Chinesischer Name	Englischer Name	Produktspezifikation	Produktnummer
MTT-Testkit	MTT-Assay-Kit	500 mal	BJ-01X6322

MTT wird weit verbreitet, um das Zellwachstum zu erkennen, unter dem Prinzip, dass MTT durch Dehydrogenase-Reduktion in lebenden Zellen Mitochondrien zu dunkelviolettem Formazan kristallisiert werden kann, während tote Zellen diese Aktivität nicht haben. Dunkelviolettes Formazan-Kristall nach der Auflösung kann seine Konzentration durch Messung der Lichtabsorption mit einer Wellenlänge von 490 nm bestimmt werden und daraus die Vitalität der Zelle bestimmt werden, je stärker die Zellverpflanzung ist, desto höher ist die Absorption; Je größer die Zytotoxizität ist, desto geringer die Absorption.

Produktbeschreibung:

Eigenschaften:
Mit der Formazan-Lösung kann Formazan vollständig gelöst werden und Fehler reduziert werden.

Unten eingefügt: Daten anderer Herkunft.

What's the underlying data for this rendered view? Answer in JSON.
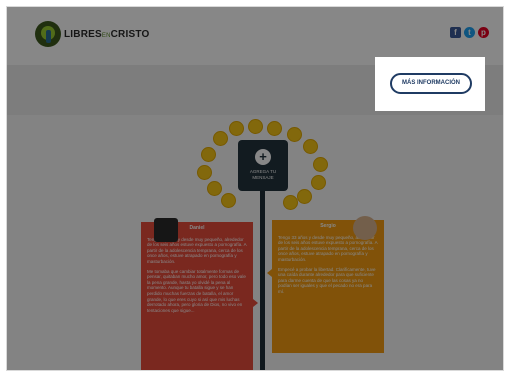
{
  "brand": {
    "logo_text_main": "LIBRES",
    "logo_text_small": "EN",
    "logo_text_end": "CRISTO"
  },
  "social": [
    {
      "name": "facebook",
      "glyph": "f"
    },
    {
      "name": "twitter",
      "glyph": "t"
    },
    {
      "name": "pinterest",
      "glyph": "p"
    }
  ],
  "compose": {
    "label": "AGREGA TU MENSAJE",
    "icon": "plus-bubble-icon"
  },
  "testimonials": [
    {
      "name": "Daniel",
      "paragraphs": [
        "Tengo 33 años y desde muy pequeño, alrededor de los seis años estuve expuesto a pornografía. A partir de la adolescencia temprana, cerca de los once años, estuve atrapado en pornografía y masturbación.",
        "Me tomaba que cambiar totalmente formas de pensar, quitaban mucho amor, pero todo eso vale la pena grande, hasta yo olvidé la pena al momento. Aunque tu batalla sigue y se han perdido muchas fuerzas de batalla, el amor grande, lo que eres cuyo si así que mis luchas derrotado ahora, pero gloria de Dios, no vivo en tentaciones que sigue..."
      ]
    },
    {
      "name": "Sergio",
      "paragraphs": [
        "Tengo 33 años y desde muy pequeño, alrededor de los seis años estuve expuesto a pornografía. A partir de la adolescencia temprana, cerca de los once años, estuve atrapado en pornografía y masturbación.",
        "Empecé a probar la libertad. Clarificamente, tuve una caída durante alrededor para que suficiente para darme cuenta de que las cosas ya no podían ser iguales y que el pecado no era para mí."
      ]
    }
  ],
  "cta": {
    "more_info_label": "MÁS INFORMACIÓN"
  },
  "colors": {
    "left_card": "#e74c3c",
    "right_card": "#f39c12",
    "timeline": "#1f2f38",
    "button_border": "#1f3b63",
    "overlay": "rgba(0,0,0,0.47)"
  }
}
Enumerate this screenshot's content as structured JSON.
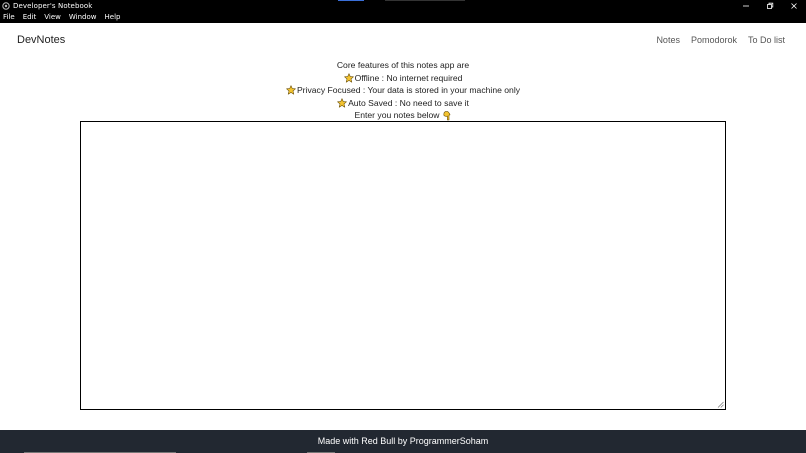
{
  "window": {
    "title": "Developer's Notebook",
    "controls": {
      "minimize_icon": "minimize-icon",
      "maximize_icon": "restore-icon",
      "close_icon": "close-icon"
    }
  },
  "menubar": {
    "items": [
      "File",
      "Edit",
      "View",
      "Window",
      "Help"
    ]
  },
  "nav": {
    "brand": "DevNotes",
    "links": [
      "Notes",
      "Pomodorok",
      "To Do list"
    ]
  },
  "features": {
    "heading": "Core features of this notes app are",
    "items": [
      "Offline : No internet required",
      "Privacy Focused : Your data is stored in your machine only",
      "Auto Saved : No need to save it"
    ],
    "prompt": "Enter you notes below",
    "bullet_icon": "star-icon",
    "prompt_icon": "pointing-down-hand-icon"
  },
  "notes": {
    "value": ""
  },
  "footer": {
    "text": "Made with Red Bull by ProgrammerSoham",
    "background": "#222831"
  },
  "colors": {
    "titlebar": "#000000",
    "star": "#f4c430",
    "text": "#222222"
  }
}
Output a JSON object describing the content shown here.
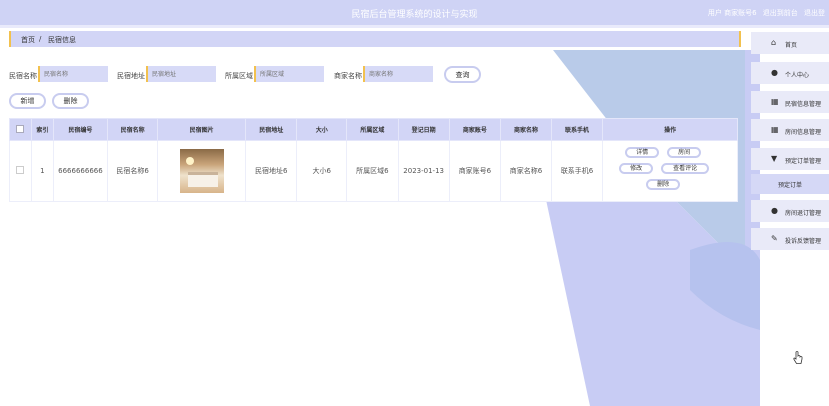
{
  "header": {
    "title": "民宿后台管理系统的设计与实现",
    "user_info": "用户 商家账号6",
    "front_link": "退出到前台",
    "logout": "退出登"
  },
  "breadcrumb": {
    "home": "首页",
    "sep": "/",
    "current": "民宿信息"
  },
  "search": {
    "fields": [
      {
        "label": "民宿名称",
        "placeholder": "民宿名称"
      },
      {
        "label": "民宿地址",
        "placeholder": "民宿地址"
      },
      {
        "label": "所属区域",
        "placeholder": "所属区域"
      },
      {
        "label": "商家名称",
        "placeholder": "商家名称"
      }
    ],
    "query_button": "查询"
  },
  "actions": {
    "add": "新增",
    "delete": "删除"
  },
  "table": {
    "headers": [
      "索引",
      "民宿编号",
      "民宿名称",
      "民宿图片",
      "民宿地址",
      "大小",
      "所属区域",
      "登记日期",
      "商家账号",
      "商家名称",
      "联系手机",
      "操作"
    ],
    "rows": [
      {
        "index": "1",
        "code": "6666666666",
        "name": "民宿名称6",
        "address": "民宿地址6",
        "size": "大小6",
        "region": "所属区域6",
        "date": "2023-01-13",
        "account": "商家账号6",
        "merchant": "商家名称6",
        "phone": "联系手机6",
        "ops": {
          "detail": "详情",
          "room": "房间",
          "edit": "修改",
          "reviews": "查看评论",
          "delete": "删除"
        }
      }
    ]
  },
  "sidebar": {
    "items": [
      {
        "icon": "home-icon",
        "glyph": "⌂",
        "label": "首页"
      },
      {
        "icon": "user-icon",
        "glyph": "●",
        "label": "个人中心"
      },
      {
        "icon": "grid-icon",
        "glyph": "▦",
        "label": "民宿信息管理"
      },
      {
        "icon": "grid-icon",
        "glyph": "▦",
        "label": "房间信息管理"
      },
      {
        "icon": "booking-icon",
        "glyph": "▼",
        "label": "预定订单管理"
      },
      {
        "icon": "user-icon",
        "glyph": "●",
        "label": "房间退订管理"
      },
      {
        "icon": "feedback-icon",
        "glyph": "✎",
        "label": "投诉反馈管理"
      }
    ],
    "sub_item": "预定订单"
  },
  "colors": {
    "accent": "#cfd3f5",
    "border_accent": "#f2c14e",
    "shape": "#c5c9f4"
  }
}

2. niedriger Hintergrund, hohe Empfindlichkeit, breiter linearer Bereich und gute Wiederholbarkeit.
Dieses Produkt ist ausreichend für 500 Mal (5 96-Loch-Zellkulturplatten) Mikroporenplatten-Test.
4. Kann für die Detektion der Aktivität von Bioaktiven Faktoren, das Screening von Antitumormedikamenten, Zytotoxizitätstests, die Bestimmung der Strahlensempfindlichkeit von Tumoren usw. verwendet werden.

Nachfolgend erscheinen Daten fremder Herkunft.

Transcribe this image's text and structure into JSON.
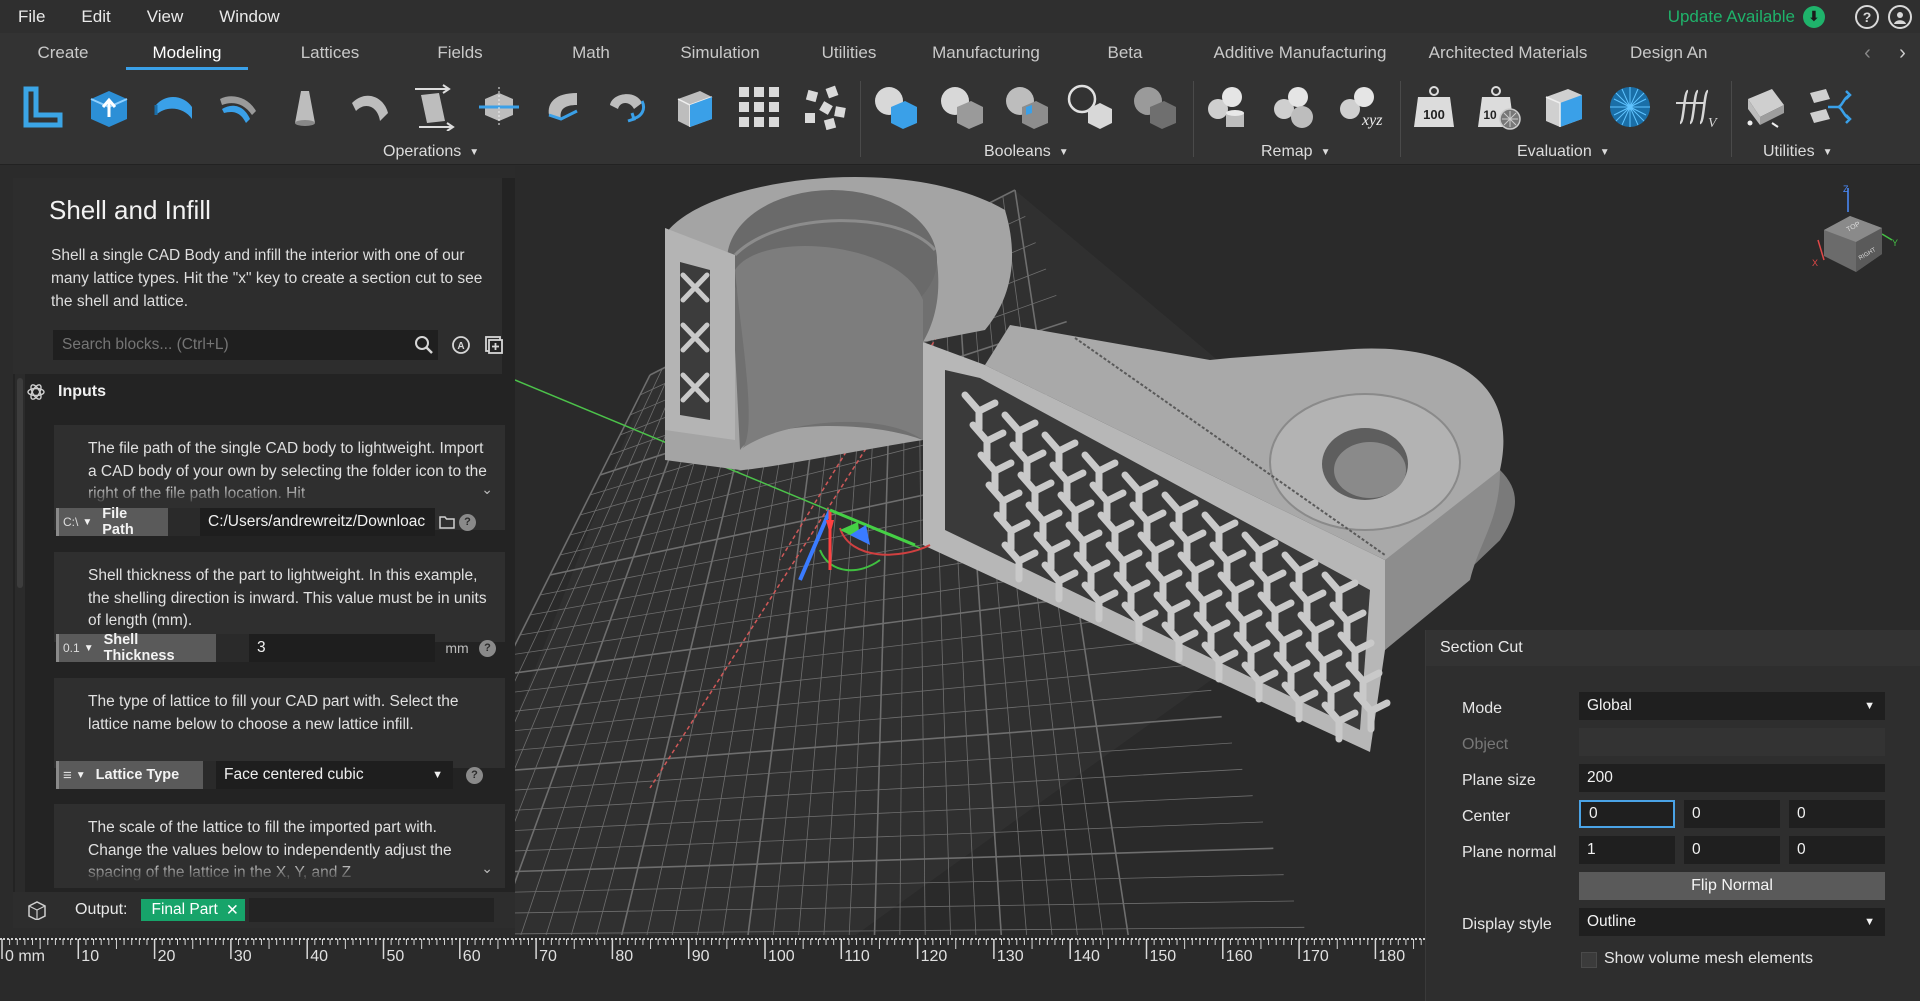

Lagerbedingungen: Transport bei niedriger Temperatur, -20 ° C Aufbewahrung (aber Lösung B kann auch bei regulärer Temperatur transportiert und aufbewahrt werden), gültig für ein Jahr.
Verwendung:
Die folgenden Schritte sind Tests zur Erkennung von Zelltoxizität, andere Anwendungen sind ähnlich oder einfacher (z. B. Wachstumskurventest), und die Schritte können auf dieser Grundlage leicht geändert werden, daher werden sie nicht wiederholt.
I. Impfung von Zellen
1. Verdauen Sie die einschichtigen Zellen nach der konventionellen Verdauungsmethode und sammeln sie in einem serumhaltigen Kulturmedium.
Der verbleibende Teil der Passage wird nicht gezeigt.